Отличный парень
Шрифт:
И она продолжила:
— Власть, полученная по наследству, равносильна умышленному воровству… Возможно, я совершила убийство, но я не хочу быть воровкой…
Дед трясся от гнева, но еще держал себя в руках.
Она решила окончательно вывести его из себя:
— Мне кажется, что ты до сих пор тайком куришь… Несмотря на запрет врачей… Дай-ка мне косячок…
— Ты вышла из клиники, а не из исправительной колонии… — ответил разъяренный дед.
— Только один косячок, — повторила она.
Серебряной
— Что вам угодно, сэр?
— Остановитесь… Пожалуйста…
И дед добавил на своем рокочущем английском языке:
— Мадемуазель хочет выйти…
«Роллс-ройс» прижался к тротуару и остановился на красный свет. Водитель вышел из автомобиля и, обогнув его, открыл дверцу со стороны Анук.
— Выходи! — приказал дед.
Она повиновалась. И быстро опустила ноги на край тротуара. Шофер еще не прикрыл дверцу «роллс-ройса», как дед наклонился к Анук и сказал:
— Если захочешь есть, приходи в «Савойю». Там каждый скажет тебе, в каком номере остановился мистер Т. Я снимаю этот номер на целый год.
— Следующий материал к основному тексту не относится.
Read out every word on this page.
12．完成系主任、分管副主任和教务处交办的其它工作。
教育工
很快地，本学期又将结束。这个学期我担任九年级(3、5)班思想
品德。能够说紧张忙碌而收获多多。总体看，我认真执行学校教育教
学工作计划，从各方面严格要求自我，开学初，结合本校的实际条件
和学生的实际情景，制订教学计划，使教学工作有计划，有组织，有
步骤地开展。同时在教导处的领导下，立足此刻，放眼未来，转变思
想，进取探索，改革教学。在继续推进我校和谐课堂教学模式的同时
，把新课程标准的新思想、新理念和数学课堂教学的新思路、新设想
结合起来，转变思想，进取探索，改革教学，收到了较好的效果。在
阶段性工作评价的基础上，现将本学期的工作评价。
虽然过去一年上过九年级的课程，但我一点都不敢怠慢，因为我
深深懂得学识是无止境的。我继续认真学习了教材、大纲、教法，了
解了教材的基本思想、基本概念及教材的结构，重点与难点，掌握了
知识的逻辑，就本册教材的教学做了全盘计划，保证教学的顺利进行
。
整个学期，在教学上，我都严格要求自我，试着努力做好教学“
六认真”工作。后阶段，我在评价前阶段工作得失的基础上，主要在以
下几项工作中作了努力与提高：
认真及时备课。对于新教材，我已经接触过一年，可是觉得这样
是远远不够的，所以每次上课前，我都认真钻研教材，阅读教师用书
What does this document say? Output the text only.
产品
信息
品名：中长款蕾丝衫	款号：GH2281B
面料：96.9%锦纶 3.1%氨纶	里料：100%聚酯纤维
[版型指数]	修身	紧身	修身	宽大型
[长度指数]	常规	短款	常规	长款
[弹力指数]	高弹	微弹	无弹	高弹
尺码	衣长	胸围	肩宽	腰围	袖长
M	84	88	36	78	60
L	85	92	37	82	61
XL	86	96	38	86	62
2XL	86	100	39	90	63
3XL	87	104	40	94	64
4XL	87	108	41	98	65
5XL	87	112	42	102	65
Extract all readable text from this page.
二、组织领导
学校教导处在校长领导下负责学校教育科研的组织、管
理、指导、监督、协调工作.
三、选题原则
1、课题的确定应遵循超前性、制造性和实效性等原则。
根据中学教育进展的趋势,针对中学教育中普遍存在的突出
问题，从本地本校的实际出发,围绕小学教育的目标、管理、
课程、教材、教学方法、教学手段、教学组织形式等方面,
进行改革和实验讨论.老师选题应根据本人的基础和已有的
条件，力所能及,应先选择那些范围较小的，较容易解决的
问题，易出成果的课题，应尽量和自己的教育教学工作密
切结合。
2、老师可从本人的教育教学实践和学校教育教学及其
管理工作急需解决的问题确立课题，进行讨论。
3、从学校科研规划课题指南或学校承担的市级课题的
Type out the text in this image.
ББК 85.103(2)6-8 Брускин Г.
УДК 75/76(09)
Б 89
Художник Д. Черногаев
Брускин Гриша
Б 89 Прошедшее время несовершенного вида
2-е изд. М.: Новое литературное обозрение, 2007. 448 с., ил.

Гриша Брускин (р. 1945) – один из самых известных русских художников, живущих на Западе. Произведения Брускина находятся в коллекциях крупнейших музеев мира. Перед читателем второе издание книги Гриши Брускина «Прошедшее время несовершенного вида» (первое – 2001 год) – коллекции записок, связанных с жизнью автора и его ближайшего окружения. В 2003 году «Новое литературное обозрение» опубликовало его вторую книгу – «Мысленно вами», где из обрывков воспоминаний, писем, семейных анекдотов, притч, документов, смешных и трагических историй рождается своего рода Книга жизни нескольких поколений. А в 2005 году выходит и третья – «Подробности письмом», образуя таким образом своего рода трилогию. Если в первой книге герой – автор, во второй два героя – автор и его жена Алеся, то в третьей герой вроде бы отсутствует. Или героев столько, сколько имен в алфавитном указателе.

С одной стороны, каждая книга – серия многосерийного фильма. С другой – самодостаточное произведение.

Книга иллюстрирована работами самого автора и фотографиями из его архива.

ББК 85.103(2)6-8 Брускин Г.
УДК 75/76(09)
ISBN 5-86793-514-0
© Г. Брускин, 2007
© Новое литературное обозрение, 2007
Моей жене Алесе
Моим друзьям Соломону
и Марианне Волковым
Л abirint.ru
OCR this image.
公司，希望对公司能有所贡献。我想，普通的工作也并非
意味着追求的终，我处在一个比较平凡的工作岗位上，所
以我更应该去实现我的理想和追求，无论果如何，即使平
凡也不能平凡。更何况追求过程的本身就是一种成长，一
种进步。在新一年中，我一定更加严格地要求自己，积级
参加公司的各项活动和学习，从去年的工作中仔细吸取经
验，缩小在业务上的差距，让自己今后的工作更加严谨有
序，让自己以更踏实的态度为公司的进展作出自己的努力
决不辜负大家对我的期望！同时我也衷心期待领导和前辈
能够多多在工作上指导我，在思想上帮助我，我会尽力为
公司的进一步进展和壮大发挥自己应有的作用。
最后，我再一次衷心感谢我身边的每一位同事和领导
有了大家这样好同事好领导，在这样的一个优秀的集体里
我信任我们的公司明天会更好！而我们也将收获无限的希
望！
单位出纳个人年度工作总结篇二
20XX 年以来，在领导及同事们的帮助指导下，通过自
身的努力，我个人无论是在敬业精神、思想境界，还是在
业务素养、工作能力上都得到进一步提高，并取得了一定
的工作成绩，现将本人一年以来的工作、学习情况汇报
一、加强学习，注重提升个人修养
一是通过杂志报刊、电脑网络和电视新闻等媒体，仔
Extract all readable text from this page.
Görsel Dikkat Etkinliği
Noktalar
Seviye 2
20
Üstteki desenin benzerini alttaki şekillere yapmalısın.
Я ужинаю в восемь часов вечера. Поехали, Джеймс. Я спешу. В два часа дня начинаются торги в «Сотбис». Поторопись…
Тряпичная кукла осталась на обочине дороги… Загорелся зеленый свет. «Роллс-ройс» тронулся с места. Старик даже не обернулся, чтобы взглянуть еще раз на нее.
— Вы спите? — спросил Стив.
Анук открывает глаза и смотрит на него. Американец успел переодеться. Похоже, что джинсы и рубашку он только что купил в магазине. Девушке кажется, что молодой человек стал еще стройнее и выше ростом. В руках он держит поднос.
— Я не сплю, — отвечает она. — Я вспомнила деда…
Он улыбается.
— Деда… Почему именно деда?
Она садится в кровати и прикрывает себя простыней.
Стив ставит поднос ей на колени.
— Чая не было. Но я принес вам кофе, колу и сэндвич.
И добавляет с улыбкой:
— Не с курицей, с ветчиной. Так почему же вы вспомнили деда?
Анук жадными глотками пьет кофе. Затем принимается за сэндвич.
— Это был великий человек… Он сколотил огромное состояние…
Она тут же прикусывает язык. Вот как можно выдать себя с головой.
— А ваш папаша промотал его… Не так ли? — спрашивает Стив с легкой усмешкой. — Когда говорят о доставшихся по наследству деньгах, всегда называют того, кто разбазарил их.
— Кое-что еще осталось, — отвечает она с задумчивым видом.
— Тем лучше для вас, — говорит он.
Американец, похоже, задумался о чем-то своем.
— В джинсах вы выглядите еще моложе, — говорит Анук.
— Мне пришлось раскошелиться на новую одежду. Грязная находится в багажнике. Сдам ее в чистку в Нью-Йорке.
Ее сердце сжимается
— Мне неприятно думать…
— О чем?
— О том, что вы возвращаетесь в Нью-Йорк…
— Но мне надо вернуться…
— Для меня Нью-Йорк означает лишь одно — разлука.
— Уже четыре часа дня. К Фреду мы приедем в половине шестого… Если хотите, я могу отвезти вас в отель…
— Я поеду к Фреду, — отвечает она. — Со мной происходит нечто странное. Возможно, я устала. Мне совсем не хочется задираться и спорить. Хорошо тем женщинам, которые лишены всякой индивидуальности. Как бы я хотела стать такой же, как все…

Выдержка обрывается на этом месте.